JS Execution & CSS Filtering

In this example, we'll demonstrate how to use Crawl4AI to execute JavaScript, filter data with CSS selectors, and use a cosine similarity strategy to extract relevant content. This approach is particularly useful when you need to interact with dynamic content on web pages, such as clicking "Load More" buttons.
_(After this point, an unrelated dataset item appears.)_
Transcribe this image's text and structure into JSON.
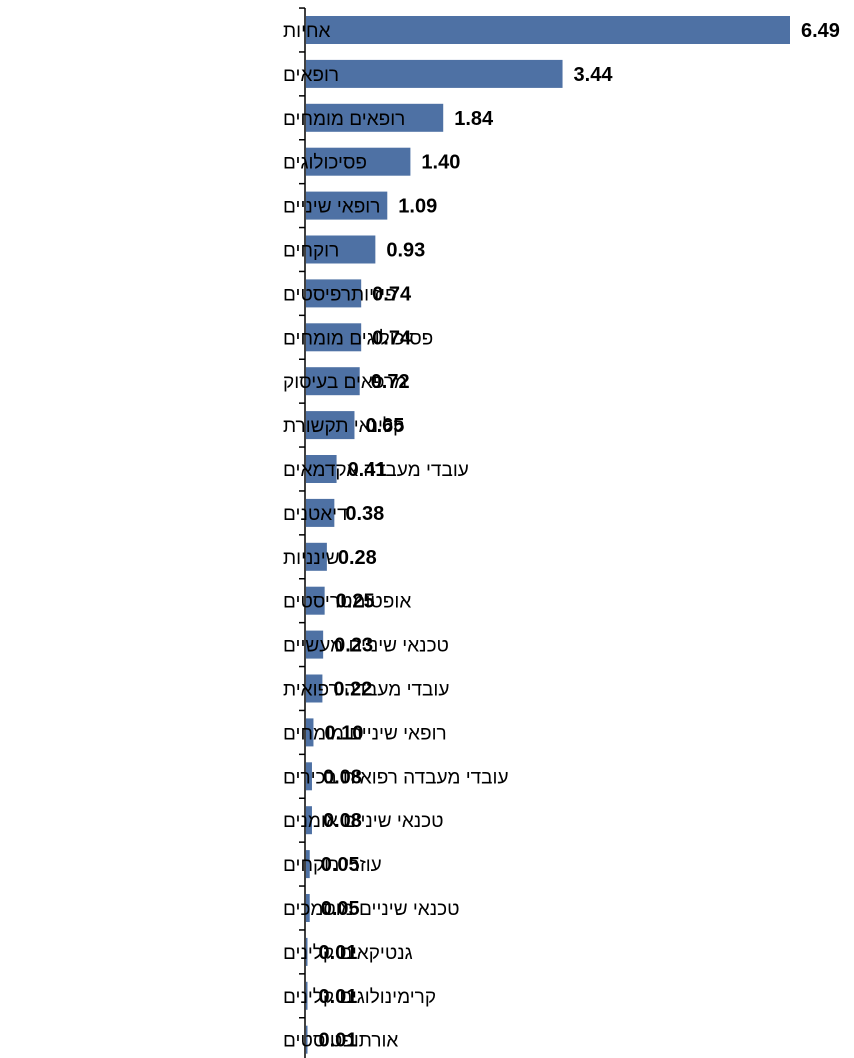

Example: Extracting Structured Data

# Import necessary modules
from crawl4ai import WebCrawler
from crawl4ai.chunking_strategy import *
from crawl4ai.extraction_strategy import *
from crawl4ai.crawler_strategy import *

# Define the JavaScript code to click the "Load More" button
js_code = ["""
const loadMoreButton = Array.from(document.querySelectorAll('button')).find(button => button.textContent.includes('Load More'));
loadMoreButton && loadMoreButton.click();
"""]

crawler = WebCrawler(verbose=True)
crawler.warmup()
# Run the crawler with keyword filtering and CSS selector
result = crawler.run(
    url="https://www.nbcnews.com/business",
    js=js_code,
    css_selector="p",
    extraction_strategy=CosineStrategy(
        semantic_filter="technology",
    ),
)

# Display the extracted result
print(result)

Explanation

  1. JavaScript Execution: The js_code variable contains JavaScript code that simulates clicking a "Load More" button. This is useful for loading additional content dynamically.
  2. CSS Selector: The css_selector="p" parameter ensures that only paragraph (<p>) tags are extracted from the web page.
  3. Extraction Strategy: The CosineStrategy is used with a semantic filter for "technology" to extract relevant content based on cosine similarity.

Try It Yourself

This example demonstrates the power and flexibility of Crawl4AI in handling complex web interactions and extracting meaningful data. You can customize the JavaScript code, CSS selectors, and extraction strategies to suit your specific requirements.